Fair Share

My mother wanted all for whom she baked to enjoy their fair share. She often adjusted her work to make sure. 

Take her chocolate chip cookies. Surveying twenty-four blobs of raw dough on the last two cookie sheets, she redistributed chocolate chips and walnut pieces until she achieved fairness. Only then did the dough go into the oven.

When she baked a pan of bread pudding or a casserole of rice custard, she inspected the stirred, poured mixture for an equal distribution of raisins before entrusting the dish to the oven. 

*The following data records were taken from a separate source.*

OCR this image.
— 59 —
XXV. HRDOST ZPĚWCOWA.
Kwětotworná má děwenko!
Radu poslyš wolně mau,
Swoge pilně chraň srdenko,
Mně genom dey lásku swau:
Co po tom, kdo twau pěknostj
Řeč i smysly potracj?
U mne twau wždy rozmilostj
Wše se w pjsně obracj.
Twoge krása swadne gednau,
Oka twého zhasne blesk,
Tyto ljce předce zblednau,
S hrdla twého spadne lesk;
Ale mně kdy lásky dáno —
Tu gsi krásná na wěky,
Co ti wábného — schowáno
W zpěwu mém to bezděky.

When Mom was visiting after the birth of my second child, she offered to make me a healthy bread pudding full of whole wheat bread, eggs, milk, grated apple, cinnamon, and, of course, raisins. While I nursed the baby in the kitchen, mom and I chatted quietly as she measured, mixed, and stirred. The longer my son nursed, the hungrier I became. At last, he fell asleep, and I was ravenous. But mom hadn’t even put the pan of bread pudding into the oven. Unconsciously, she had been placing one raisin at a time into the mixture as though planting equality in perfect rows.

- Andrea (Andi) M. Penner, President of the New Mexico State Poetry Society since 2015, arrived in New Mexico for doctoral work in 1994, and stayed to teach college English. She now works as a technical writer, editor, and program communications specialist, and writes creatively in the wee hours. Her first collection of poetry, When East Was North, was published in 2012 by Mercury Heartlink. 

the author with her mother, August 1987

the author with her mother, August 1987

Marlene's Bread Pudding

Bread pudding is forgiving, not exact. Be sure to use dry bread so you don't create a mushy mess. If your bread is fresh, you can dry it first in a 300°F oven, or toast it slightly in a toaster.

3 cups dry bread cubes (about 4 or 5 slices of good whole grain bread)

4 eggs

2 cups milk

1/3 cup sugar (brown is nice)

1/2 teaspoon ground cinnamon (you could also use ground ginger)

1/2 teaspoon vanilla extract

1/2 c. raisins (or dried cranberries)

(optional: 1 grated tart apple, sprinkled with lemon juice so it doesn't turn brown)

Preheat oven to 325°F and lightly grease a small baking dish (8" x 8").

Beat together eggs, milk, sugar, cinnamon, and vanilla in a mixing bowl. Mix in the grated apple.

Place the dry bread pieces in the baking dish and sprinkle it evenly with raisins. Pour the egg mixture over all. Bake for 35-40 min, or longer if needed, until a knife inserted in the center comes out clean.